Regression algorithms are members of the Supervised Machine Learning algorithm family, which is a subset of machine learning algorithms. One of the key characteristics of supervised learning algorithms is their ability to forecast the value of fresh data by modeling dependencies and interactions between the intended output and input variables. Regression algorithms forecast output values based on input attributes from the system's data. The standard process is for the algorithm to create a model based on the attributes of training data and then use the model to forecast the value of fresh data.
Here's an excellent definition of Regression from Oracle: a data mining function that predicts a number. As an example, consider how regression models are used to forecast real estate value based on location, size, and other criteria. Regression models are now used in a variety of fields, including financial forecasting, trend analysis, marketing, time series prediction, and even medication response modeling. Regression techniques that are popular include linear regression, regression trees, lasso regression, and multivariate regression.
Types of Regression Models
Simple regression model − This is the most basic regression model in which predictions are formed from a single, univariate feature of the data.
Multiple regression model − As name implies, in this regression model the predictions are formed from multiple features of the data.
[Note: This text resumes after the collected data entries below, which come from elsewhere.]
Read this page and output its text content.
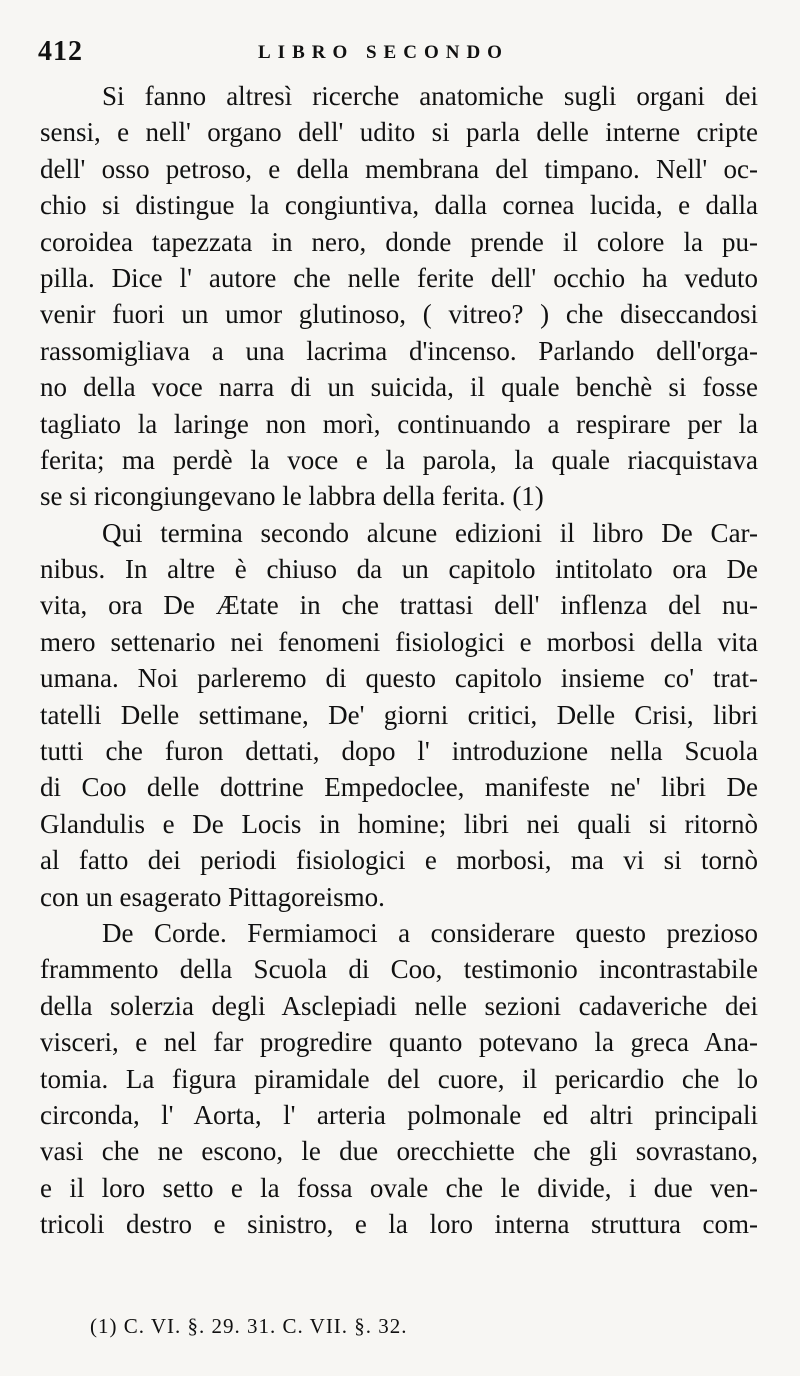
412	LIBRO SECONDO
Si fanno altresì ricerche anatomiche sugli organi dei
sensi, e nell' organo dell' udito si parla delle interne cripte
dell' osso petroso, e della membrana del timpano. Nell' oc-
chio si distingue la congiuntiva, dalla cornea lucida, e dalla
coroidea tapezzata in nero, donde prende il colore la pu-
pilla. Dice l' autore che nelle ferite dell' occhio ha veduto
venir fuori un umor glutinoso, ( vitreo? ) che diseccandosi
rassomigliava a una lacrima d'incenso. Parlando dell'orga-
no della voce narra di un suicida, il quale benchè si fosse
tagliato la laringe non morì, continuando a respirare per la
ferita; ma perdè la voce e la parola, la quale riacquistava
se si ricongiungevano le labbra della ferita. (1)
Qui termina secondo alcune edizioni il libro De Car-
nibus. In altre è chiuso da un capitolo intitolato ora De
vita, ora De Ætate in che trattasi dell' inflenza del nu-
mero settenario nei fenomeni fisiologici e morbosi della vita
umana. Noi parleremo di questo capitolo insieme co' trat-
tatelli Delle settimane, De' giorni critici, Delle Crisi, libri
tutti che furon dettati, dopo l' introduzione nella Scuola
di Coo delle dottrine Empedoclee, manifeste ne' libri De
Glandulis e De Locis in homine; libri nei quali si ritornò
al fatto dei periodi fisiologici e morbosi, ma vi si tornò
con un esagerato Pittagoreismo.
De Corde. Fermiamoci a considerare questo prezioso
frammento della Scuola di Coo, testimonio incontrastabile
della solerzia degli Asclepiadi nelle sezioni cadaveriche dei
visceri, e nel far progredire quanto potevano la greca Ana-
tomia. La figura piramidale del cuore, il pericardio che lo
circonda, l' Aorta, l' arteria polmonale ed altri principali
vasi che ne escono, le due orecchiette che gli sovrastano,
e il loro setto e la fossa ovale che le divide, i due ven-
tricoli destro e sinistro, e la loro interna struttura com-
(1) C. VI. §. 29. 31. C. VII. §. 32.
The following are some of the applications of ML regression algorithms:
1. Forecasting or Predictive Analysis Forecasting or predictive analysis is an important use of regression. For example, we can forecast GDP, oil prices, or any other quantitative data that fluctuates over time.
2. Optimization With the aid of regression, we may optimize business processes. A store manager, for example, can develop a statistical model to determine when consumers are most likely to arrive.
3. Error repair In business, making the right decisions is just as crucial as improving the business process. Regression may assist us in making proper decisions as well as in rectifying previously implemented decisions.
4. Economics It is the most often utilized economic instrument. Regression may be used to forecast supply, demand, consumption, inventory investment, and so on.
5. Finance, A financial organization is constantly interested in decreasing its risk portfolio and learning about the elements that influence its clients. All of this may be predicted using a regression model.